If you discover a security vulnerability in Picarones, please **do
not file a public GitHub issue**.  Instead, use one of the following
private channels:

- **GitHub Security Advisories** (preferred):
  https://github.com/maribakulj/Picarones/security/advisories/new
- **`/.well-known/security.txt`** on any institutional deployment
  (RFC 9116) — the contact address is documented there.

We acknowledge reports within **72 hours** and aim to ship a fix
within **30 days** for HIGH severity issues, **90 days** for MEDIUM.
A coordinated disclosure agreement is offered for non-trivial issues.

## Supported versions

| Version | Status | Security fixes |
|---------|--------|----------------|
| 1.x (current) | Active | Yes |
| 0.x | End of life | No — please upgrade |
| Pre-release branches | Best effort | On request |

## Deployment contexts

Picarones is designed for three deployment contexts:

1. **Developer machine** (Codespaces, laptop) — local access only,
   relaxed defaults to keep iteration fast.
2. **Institutional server** (intranet, scientific cluster) —
   authenticated internal access, with cost guards (rate limit, body
   size limit, max concurrent jobs).
3. **Public space** (HuggingFace Space, online demo) — anyone can
   reach the API; cloud API keys (OpenAI, Anthropic, Mistral, Azure…)
   must NOT be exposed to financial DoS.

## Security controls — quick reference

| Variable | Default | Effect |
|----------|---------|--------|
| `PICARONES_PUBLIC_MODE` | off | If `1`/`true`, refuses cloud OCR/LLM with shared keys and enables rate limit |
| `PICARONES_MAX_UPLOAD_MB` | `100` | Max upload size in MiB |
| `PICARONES_MAX_CONCURRENT_JOBS` | `2` | Max parallel benchmark jobs (in-process semaphore) |
| `PICARONES_RATE_LIMIT_PER_HOUR` | `5` (public mode) | Max jobs per IP per hour, `0` disables |
| `PICARONES_CSP` | hardened policy | Override Content-Security-Policy |
| `PICARONES_CSRF_REQUIRED` | off | If `1`/`true`, enables CSRF protection (double-submit cookie + HMAC) |
| `PICARONES_CSRF_SECRET` | auto | HMAC secret for CSRF tokens; **must be set in production** |

## In-process middlewares

The `picarones.interfaces.web.security` module provides four
middlewares that institutional operators wire via `create_app(...)`:

- `SecurityHeadersMiddleware` — adds CSP, X-Frame-Options,
  X-Content-Type-Options, Referrer-Policy, Permissions-Policy to
  every response.
- `BodySizeLimitMiddleware` — rejects requests where
  `Content-Length` exceeds a threshold.  **Known limitation**: does
  not catch `Transfer-Encoding: chunked`; nginx
  `client_max_body_size` is recommended in front.
- `RateLimitMiddleware` — sliding window, in-memory,
  `trust_proxy_count: int` for safe `X-Forwarded-For` parsing,
  LRU eviction on `max_clients=10000` to bound memory.
- `AuthenticationMiddleware` — opt-in wrapper around an
  `AuthenticationBackend` Protocol; the institution plugs in its
  SSO/LDAP/JWT scheme.

## Audit trail

Sensitive job mutations (`POST /api/jobs`, `DELETE /api/jobs/{id}`)
emit a structured `[audit]` log line at INFO level with the source
IP, ready to be ingested by the institution's SIEM.

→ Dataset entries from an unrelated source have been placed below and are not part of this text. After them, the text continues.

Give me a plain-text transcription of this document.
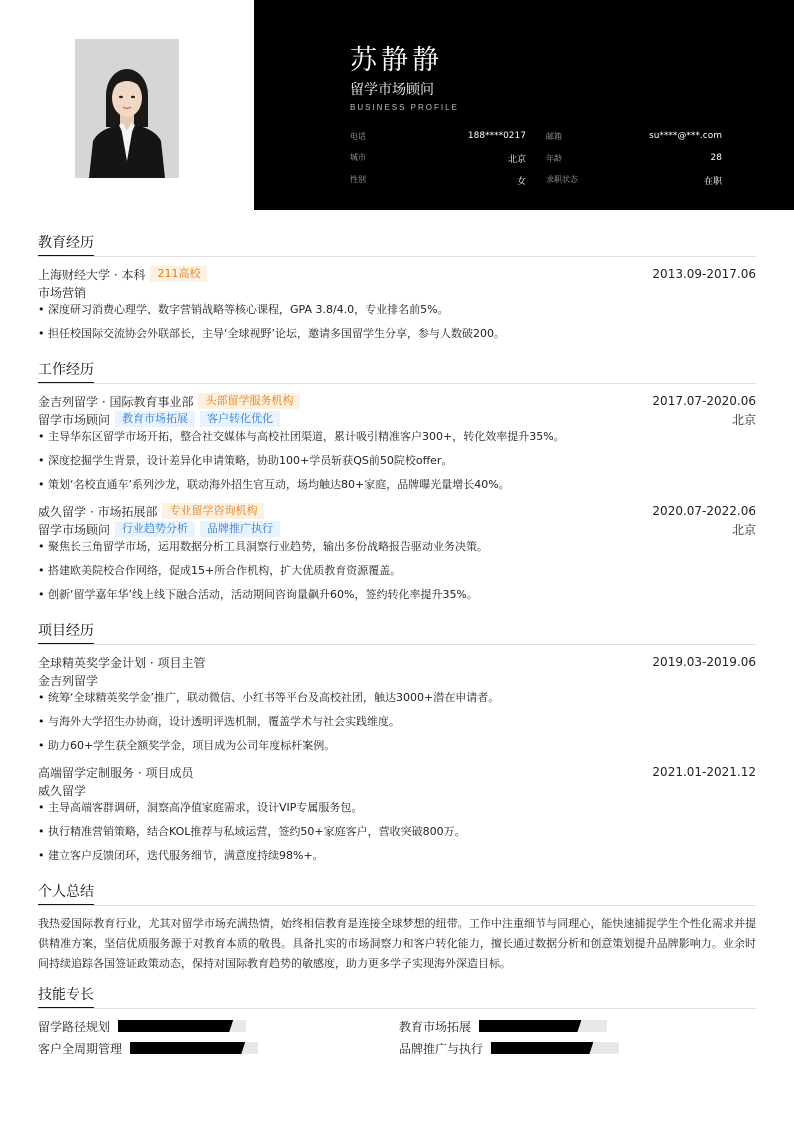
苏静静
留学市场顾问
BUSINESS PROFILE
电话	188****0217	邮箱	su****@***.com
城市	北京	年龄	28
性别	女	求职状态	在职
教育经历
上海财经大学 · 本科	211高校	2013.09-2017.06
市场营销
• 深度研习消费心理学、数字营销战略等核心课程，GPA 3.8/4.0，专业排名前5%。
• 担任校国际交流协会外联部长，主导‘全球视野’论坛，邀请多国留学生分享，参与人数破200。
工作经历
金吉列留学 · 国际教育事业部	头部留学服务机构	2017.07-2020.06
留学市场顾问	教育市场拓展	客户转化优化	北京
• 主导华东区留学市场开拓，整合社交媒体与高校社团渠道，累计吸引精准客户300+，转化效率提升35%。
• 深度挖掘学生背景，设计差异化申请策略，协助100+学员斩获QS前50院校offer。
• 策划‘名校直通车’系列沙龙，联动海外招生官互动，场均触达80+家庭，品牌曝光量增长40%。
威久留学 · 市场拓展部	专业留学咨询机构	2020.07-2022.06
留学市场顾问	行业趋势分析	品牌推广执行	北京
• 聚焦长三角留学市场，运用数据分析工具洞察行业趋势，输出多份战略报告驱动业务决策。
• 搭建欧美院校合作网络，促成15+所合作机构，扩大优质教育资源覆盖。
• 创新‘留学嘉年华’线上线下融合活动，活动期间咨询量飙升60%，签约转化率提升35%。
项目经历
全球精英奖学金计划 · 项目主管	2019.03-2019.06
金吉列留学
• 统筹‘全球精英奖学金’推广，联动微信、小红书等平台及高校社团，触达3000+潜在申请者。
• 与海外大学招生办协商，设计透明评选机制，覆盖学术与社会实践维度。
• 助力60+学生获全额奖学金，项目成为公司年度标杆案例。
高端留学定制服务 · 项目成员	2021.01-2021.12
威久留学
• 主导高端客群调研，洞察高净值家庭需求，设计VIP专属服务包。
• 执行精准营销策略，结合KOL推荐与私域运营，签约50+家庭客户，营收突破800万。
• 建立客户反馈闭环，迭代服务细节，满意度持续98%+。
个人总结

我热爱国际教育行业，尤其对留学市场充满热情，始终相信教育是连接全球梦想的纽带。工作中注重细节与同理心，能快速捕捉学生个性化需求并提供精准方案，坚信优质服务源于对教育本质的敬畏。具备扎实的市场洞察力和客户转化能力，擅长通过数据分析和创意策划提升品牌影响力。业余时间持续追踪各国签证政策动态，保持对国际教育趋势的敏感度，助力更多学子实现海外深造目标。

技能专长
留学路径规划	教育市场拓展
客户全周期管理	品牌推广与执行
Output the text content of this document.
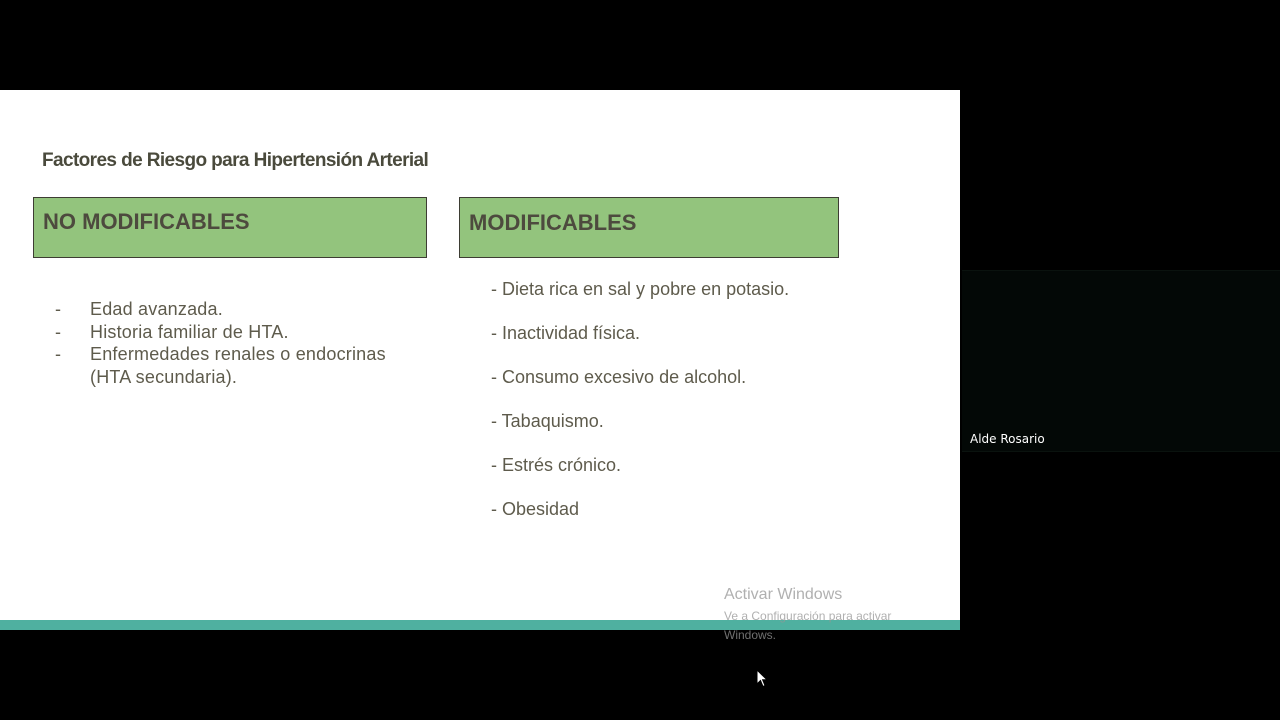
Factores de Riesgo para Hipertensión Arterial
NO MODIFICABLES	MODIFICABLES
- Edad avanzada.
- Historia familiar de HTA.
- Enfermedades renales o endocrinas (HTA secundaria).
- Dieta rica en sal y pobre en potasio.
- Inactividad física.
- Consumo excesivo de alcohol.
- Tabaquismo.
- Estrés crónico.
- Obesidad
Activar Windows
Ve a Configuración para activar Windows.
Alde Rosario
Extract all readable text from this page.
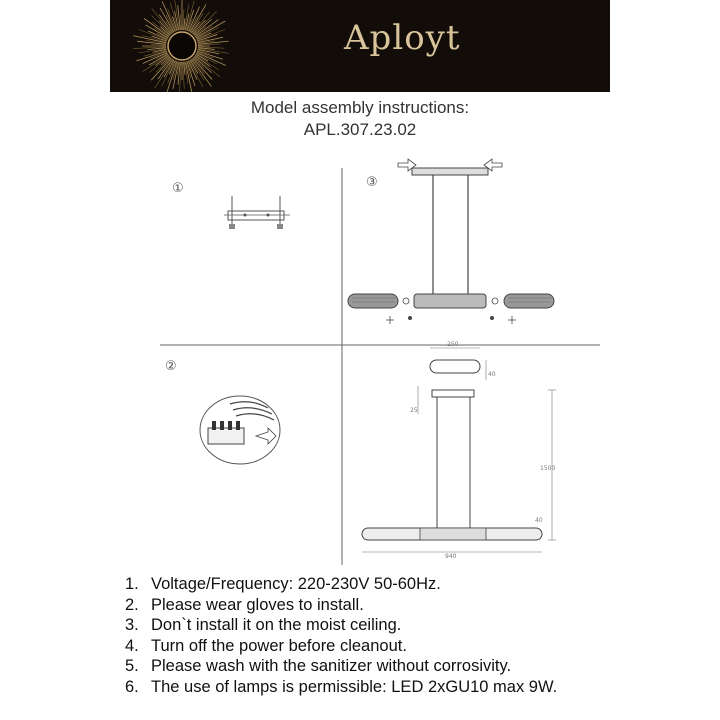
Aployt
Model assembly instructions:
APL.307.23.02
①
②
③
250
40
25
940
1500
40
1. Voltage/Frequency: 220-230V 50-60Hz.
2. Please wear gloves to install.
3. Don`t install it on the moist ceiling.
4. Turn off the power before cleanout.
5. Please wash with the sanitizer without corrosivity.
6. The use of lamps is permissible: LED 2xGU10 max 9W.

## Reproducibility and integrity

`RunManifest` is byte-deterministic (`model_dump_json` with ordered
fields).  The SHA-256 hash of a manifest can be cited in a scientific
publication to anchor the run.  Cryptographic signing of manifests
(Sigstore) is on the roadmap.

## Cloud API key management

Cloud keys (`OPENAI_API_KEY`, `ANTHROPIC_API_KEY`, `MISTRAL_API_KEY`,
`GOOGLE_APPLICATION_CREDENTIALS`, `AZURE_DOC_INTEL_*`) are read from
environment variables only.  Adapters never log keys.  For
institutional deployments, source the env from a secrets vault
(HashiCorp Vault, AWS Secrets Manager, Azure Key Vault, etc.) at
process startup.

See also [`docs/operations/runbook.md`](docs/operations/runbook.md)
for incident response and [`docs/legal/dpa-template.md`](docs/legal/dpa-template.md)
for the data processing agreement template covering cloud
sub-processors.

## Last revised

2026-05.  This document is reviewed at every major release.